Ces individus sont poursuivis pour trafic illégal de trophées de chasse, commerce d’espèces protégées, exploitation forestière illégale et trafic d’ivoire.

Cette traque a d’autant plus d’importance que ces types de réseaux sont liés au terrorisme, au trafic de drogue et au trafic d’humain.

Ces différentes activités criminelles se financent entre eux afin de prospérer et de s’étendre à des échelles toujours plus importantes.

D’ailleurs, Interpol estime le montant de ces trafics entre 100 et 250 milliards d’euros par an.

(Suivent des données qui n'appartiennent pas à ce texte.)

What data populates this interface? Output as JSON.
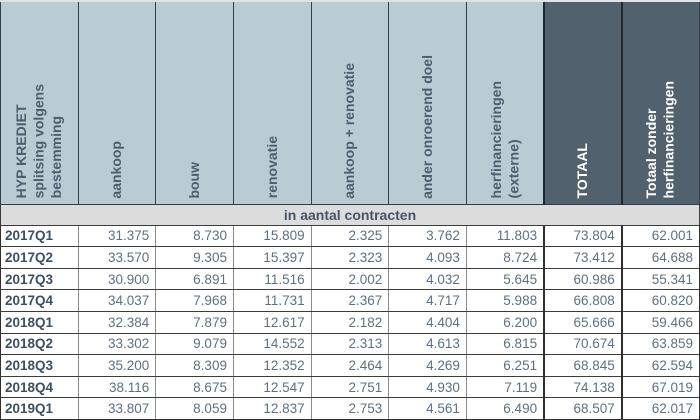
{
  "title": "HYP KREDIET splitsing volgens bestemming",
  "table": {
    "corner_header": "HYP KREDIET\nsplitsing volgens\nbestemming",
    "section_title": "in aantal contracten",
    "columns": [
      {
        "label": "aankoop",
        "variant": "light"
      },
      {
        "label": "bouw",
        "variant": "light"
      },
      {
        "label": "renovatie",
        "variant": "light"
      },
      {
        "label": "aankoop + renovatie",
        "variant": "light"
      },
      {
        "label": "ander onroerend doel",
        "variant": "light"
      },
      {
        "label": "herfinancieringen\n(externe)",
        "variant": "light"
      },
      {
        "label": "TOTAAL",
        "variant": "dark"
      },
      {
        "label": "Totaal zonder\nherfinancieringen",
        "variant": "dark"
      }
    ],
    "rows": [
      {
        "period": "2017Q1",
        "values": [
          "31.375",
          "8.730",
          "15.809",
          "2.325",
          "3.762",
          "11.803",
          "73.804",
          "62.001"
        ]
      },
      {
        "period": "2017Q2",
        "values": [
          "33.570",
          "9.305",
          "15.397",
          "2.323",
          "4.093",
          "8.724",
          "73.412",
          "64.688"
        ]
      },
      {
        "period": "2017Q3",
        "values": [
          "30.900",
          "6.891",
          "11.516",
          "2.002",
          "4.032",
          "5.645",
          "60.986",
          "55.341"
        ]
      },
      {
        "period": "2017Q4",
        "values": [
          "34.037",
          "7.968",
          "11.731",
          "2.367",
          "4.717",
          "5.988",
          "66.808",
          "60.820"
        ]
      },
      {
        "period": "2018Q1",
        "values": [
          "32.384",
          "7.879",
          "12.617",
          "2.182",
          "4.404",
          "6.200",
          "65.666",
          "59.466"
        ]
      },
      {
        "period": "2018Q2",
        "values": [
          "33.302",
          "9.079",
          "14.552",
          "2.313",
          "4.613",
          "6.815",
          "70.674",
          "63.859"
        ]
      },
      {
        "period": "2018Q3",
        "values": [
          "35.200",
          "8.309",
          "12.352",
          "2.464",
          "4.269",
          "6.251",
          "68.845",
          "62.594"
        ]
      },
      {
        "period": "2018Q4",
        "values": [
          "38.116",
          "8.675",
          "12.547",
          "2.751",
          "4.930",
          "7.119",
          "74.138",
          "67.019"
        ]
      },
      {
        "period": "2019Q1",
        "values": [
          "33.807",
          "8.059",
          "12.837",
          "2.753",
          "4.561",
          "6.490",
          "68.507",
          "62.017"
        ]
      }
    ]
  },
  "colors": {
    "header_light_bg": "#b9cbd3",
    "header_dark_bg": "#51626e",
    "section_band_bg": "#dcdcdc",
    "header_text": "#4d5e6d",
    "header_dark_text": "#ffffff",
    "row_label_text": "#3d4f63",
    "data_text": "#5f7082",
    "grid_dark": "#3c3c3c",
    "grid_light": "#8c8c8c"
  },
  "chart_data": {
    "type": "table",
    "title": "HYP KREDIET splitsing volgens bestemming — in aantal contracten",
    "columns": [
      "aankoop",
      "bouw",
      "renovatie",
      "aankoop + renovatie",
      "ander onroerend doel",
      "herfinancieringen (externe)",
      "TOTAAL",
      "Totaal zonder herfinancieringen"
    ],
    "row_labels": [
      "2017Q1",
      "2017Q2",
      "2017Q3",
      "2017Q4",
      "2018Q1",
      "2018Q2",
      "2018Q3",
      "2018Q4",
      "2019Q1"
    ],
    "values": [
      [
        31375,
        8730,
        15809,
        2325,
        3762,
        11803,
        73804,
        62001
      ],
      [
        33570,
        9305,
        15397,
        2323,
        4093,
        8724,
        73412,
        64688
      ],
      [
        30900,
        6891,
        11516,
        2002,
        4032,
        5645,
        60986,
        55341
      ],
      [
        34037,
        7968,
        11731,
        2367,
        4717,
        5988,
        66808,
        60820
      ],
      [
        32384,
        7879,
        12617,
        2182,
        4404,
        6200,
        65666,
        59466
      ],
      [
        33302,
        9079,
        14552,
        2313,
        4613,
        6815,
        70674,
        63859
      ],
      [
        35200,
        8309,
        12352,
        2464,
        4269,
        6251,
        68845,
        62594
      ],
      [
        38116,
        8675,
        12547,
        2751,
        4930,
        7119,
        74138,
        67019
      ],
      [
        33807,
        8059,
        12837,
        2753,
        4561,
        6490,
        68507,
        62017
      ]
    ]
  }
}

Le directeur exécutif et numéro deux de l’agence internationale, Tim Morris, s’est exprimé en ces termes à l’Agence France-Presse (AFP) : « Interpol en appelle à la communauté mondiale : ces individus doivent habiter quelque part, ils doivent voyager, se déplacer, socialiser. Quelqu’un sait où ils se trouvent et nous demandons au public de nous aider à les traduire en justice ».

À l’heure actuelle, les autorités françaises n’ont pas reconnu le crime d’écocide dans le code pénal, malgré une proposition socialiste en mai dernier.

Pour autant les poursuites sont possibles car ce délit est condamnable par la Cour pénale internationale (CPI).

Ce crime est considéré comme crime contre l’humanité.

Etant une organisation qui dépasse les frontières, avec cent-quatre-vingt-douze pays membres, Interpole répond à la législation de la CPI, permettant la qualification de “crime d’écocide”.

En 2014, Interpol avait déjà alerté les douanes malgaches, ce qui avait permis de saisir 420 tonnes de bois de rose et ralentir ce commerce illégal et destructeur pour l’environnement.